First of all, be careful who you pitch to. Photobucket's investment bankers, prepping the company for a $300m sale, have projected incredible revenue growth in 2007; glossed over the company's bandwidth costs; and talked up the loyalty of the users of its photo sharing and display service. That may impress various tech news sites — but at the risk of annoying Photobucket's real audience, a small group of potential acquirors, who are definitely interested in Photobucket, but don't like to be snowed. Myspace could well have turned off access to the Photobucket video feature for technical reasons, but there is a side-benefit: the move puts the photo service in its place, and recalibrates its expectations of a giant deal payday.

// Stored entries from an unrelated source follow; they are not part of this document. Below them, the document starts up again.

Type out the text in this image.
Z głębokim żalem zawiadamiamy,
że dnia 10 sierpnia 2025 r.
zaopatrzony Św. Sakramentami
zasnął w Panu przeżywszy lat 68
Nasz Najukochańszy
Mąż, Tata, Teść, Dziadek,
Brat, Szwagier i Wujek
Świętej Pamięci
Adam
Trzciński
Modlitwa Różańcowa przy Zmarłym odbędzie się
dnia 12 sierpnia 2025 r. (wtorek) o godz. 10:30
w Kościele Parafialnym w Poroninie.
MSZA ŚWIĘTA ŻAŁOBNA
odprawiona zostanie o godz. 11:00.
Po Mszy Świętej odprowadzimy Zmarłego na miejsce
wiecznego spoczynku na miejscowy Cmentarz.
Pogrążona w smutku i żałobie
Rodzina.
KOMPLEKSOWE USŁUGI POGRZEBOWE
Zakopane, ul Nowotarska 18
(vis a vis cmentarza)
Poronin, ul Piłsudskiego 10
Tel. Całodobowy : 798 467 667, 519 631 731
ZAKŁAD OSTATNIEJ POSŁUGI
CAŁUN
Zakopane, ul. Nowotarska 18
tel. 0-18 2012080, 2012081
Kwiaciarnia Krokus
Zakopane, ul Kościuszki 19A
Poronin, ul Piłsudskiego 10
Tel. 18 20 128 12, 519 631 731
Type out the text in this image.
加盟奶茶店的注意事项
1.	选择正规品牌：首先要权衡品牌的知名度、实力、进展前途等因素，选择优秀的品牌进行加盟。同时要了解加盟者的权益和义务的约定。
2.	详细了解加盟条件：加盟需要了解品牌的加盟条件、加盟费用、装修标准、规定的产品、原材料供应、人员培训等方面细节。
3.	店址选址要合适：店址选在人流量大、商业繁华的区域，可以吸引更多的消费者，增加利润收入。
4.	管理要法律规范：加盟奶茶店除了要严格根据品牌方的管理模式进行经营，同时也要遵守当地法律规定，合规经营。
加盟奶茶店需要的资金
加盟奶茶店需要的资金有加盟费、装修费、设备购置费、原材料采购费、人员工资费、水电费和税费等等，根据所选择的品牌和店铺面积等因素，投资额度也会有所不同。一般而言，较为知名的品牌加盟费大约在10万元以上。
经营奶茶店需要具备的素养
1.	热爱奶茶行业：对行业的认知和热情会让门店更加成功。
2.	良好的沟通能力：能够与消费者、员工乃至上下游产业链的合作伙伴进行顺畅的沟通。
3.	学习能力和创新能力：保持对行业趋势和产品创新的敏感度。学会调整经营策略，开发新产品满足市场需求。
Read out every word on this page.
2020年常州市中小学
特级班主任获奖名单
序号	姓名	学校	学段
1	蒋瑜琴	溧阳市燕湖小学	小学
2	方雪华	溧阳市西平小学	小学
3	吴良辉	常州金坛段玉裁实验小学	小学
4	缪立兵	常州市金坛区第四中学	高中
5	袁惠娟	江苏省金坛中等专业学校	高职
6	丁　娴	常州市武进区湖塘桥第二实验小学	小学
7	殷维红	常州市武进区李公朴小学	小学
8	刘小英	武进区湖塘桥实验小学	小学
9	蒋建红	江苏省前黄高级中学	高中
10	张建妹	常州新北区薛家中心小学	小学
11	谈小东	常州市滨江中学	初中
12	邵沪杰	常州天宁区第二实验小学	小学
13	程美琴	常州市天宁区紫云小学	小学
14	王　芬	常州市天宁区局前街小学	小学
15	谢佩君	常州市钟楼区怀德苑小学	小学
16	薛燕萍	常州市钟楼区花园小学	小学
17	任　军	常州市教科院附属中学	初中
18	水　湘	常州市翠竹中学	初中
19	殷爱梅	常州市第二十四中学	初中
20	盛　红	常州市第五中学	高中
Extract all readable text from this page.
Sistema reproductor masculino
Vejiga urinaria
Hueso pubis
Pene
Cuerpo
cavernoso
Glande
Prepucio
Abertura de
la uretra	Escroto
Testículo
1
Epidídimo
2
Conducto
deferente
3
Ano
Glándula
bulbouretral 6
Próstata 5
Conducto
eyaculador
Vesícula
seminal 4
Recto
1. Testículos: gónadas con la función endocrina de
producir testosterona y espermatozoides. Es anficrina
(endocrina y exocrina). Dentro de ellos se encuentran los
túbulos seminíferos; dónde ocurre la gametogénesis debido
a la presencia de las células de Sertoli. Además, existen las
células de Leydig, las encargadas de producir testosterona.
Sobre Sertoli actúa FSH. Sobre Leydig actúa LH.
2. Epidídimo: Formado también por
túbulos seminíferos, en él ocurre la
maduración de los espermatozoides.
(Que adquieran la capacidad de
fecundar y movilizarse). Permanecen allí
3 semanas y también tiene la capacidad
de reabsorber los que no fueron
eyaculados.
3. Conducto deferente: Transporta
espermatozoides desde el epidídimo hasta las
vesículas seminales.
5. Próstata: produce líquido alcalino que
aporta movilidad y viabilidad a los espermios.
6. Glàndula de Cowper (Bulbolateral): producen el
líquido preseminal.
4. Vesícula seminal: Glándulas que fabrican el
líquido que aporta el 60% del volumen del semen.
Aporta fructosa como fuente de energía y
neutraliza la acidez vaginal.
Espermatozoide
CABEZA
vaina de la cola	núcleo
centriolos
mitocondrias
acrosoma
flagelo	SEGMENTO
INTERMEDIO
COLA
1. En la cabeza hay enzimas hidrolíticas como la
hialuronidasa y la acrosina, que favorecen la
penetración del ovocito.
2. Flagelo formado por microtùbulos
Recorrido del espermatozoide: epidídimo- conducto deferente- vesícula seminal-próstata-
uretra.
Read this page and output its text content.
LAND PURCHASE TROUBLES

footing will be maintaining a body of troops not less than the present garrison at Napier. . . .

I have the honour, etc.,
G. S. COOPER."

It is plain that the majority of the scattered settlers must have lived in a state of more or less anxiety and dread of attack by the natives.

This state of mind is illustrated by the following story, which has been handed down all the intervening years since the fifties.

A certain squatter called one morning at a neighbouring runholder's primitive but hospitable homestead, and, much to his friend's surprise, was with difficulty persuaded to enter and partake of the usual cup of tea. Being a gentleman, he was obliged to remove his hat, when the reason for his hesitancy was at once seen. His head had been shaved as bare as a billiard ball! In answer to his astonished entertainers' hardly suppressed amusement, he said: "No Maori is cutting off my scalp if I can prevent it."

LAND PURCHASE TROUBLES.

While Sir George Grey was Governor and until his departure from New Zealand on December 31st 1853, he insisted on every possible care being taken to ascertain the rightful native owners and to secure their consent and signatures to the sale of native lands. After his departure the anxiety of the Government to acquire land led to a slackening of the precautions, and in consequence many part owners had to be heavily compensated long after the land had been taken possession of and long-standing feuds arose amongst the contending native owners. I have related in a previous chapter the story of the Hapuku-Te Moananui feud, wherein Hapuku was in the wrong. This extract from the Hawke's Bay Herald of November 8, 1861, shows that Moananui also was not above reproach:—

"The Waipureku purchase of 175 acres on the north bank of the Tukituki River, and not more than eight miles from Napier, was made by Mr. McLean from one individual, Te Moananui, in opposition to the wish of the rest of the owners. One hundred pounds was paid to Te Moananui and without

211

There is a broader lesson. There are relatively few opportunities to create web brands as powerful as Myspace or Facebook, the two leading social networks. Also-ran sites tend, rather than simply folding, to piggyback on these standalone sites. In the best case, this can be an efficient marketing tactic. After all, Google grew by providing search for Yahoo users; by the time Yahoo switched off the Mountain View search engine, it was way too strong to stop.
But that's the exception. Most of these smaller products remain dependent: they can persuade themselves that they're spreading, cunningly, virally, through other sites; they can define themselves as a movement; predict web functionality will be distributed, and reassembled; that the standalone website is over; they can even attend conferences with fellow "widget" makers to make themselves feel like part of a movement. But that's simply the rationalization of failure: the only real power, on the web as in traditional media, is to control distribution, or a brand so powerful that consumers insist on it. If Photobucket can't face down Myspace, there isn't much hope for the myriad other widget companies with a fraction of its user base.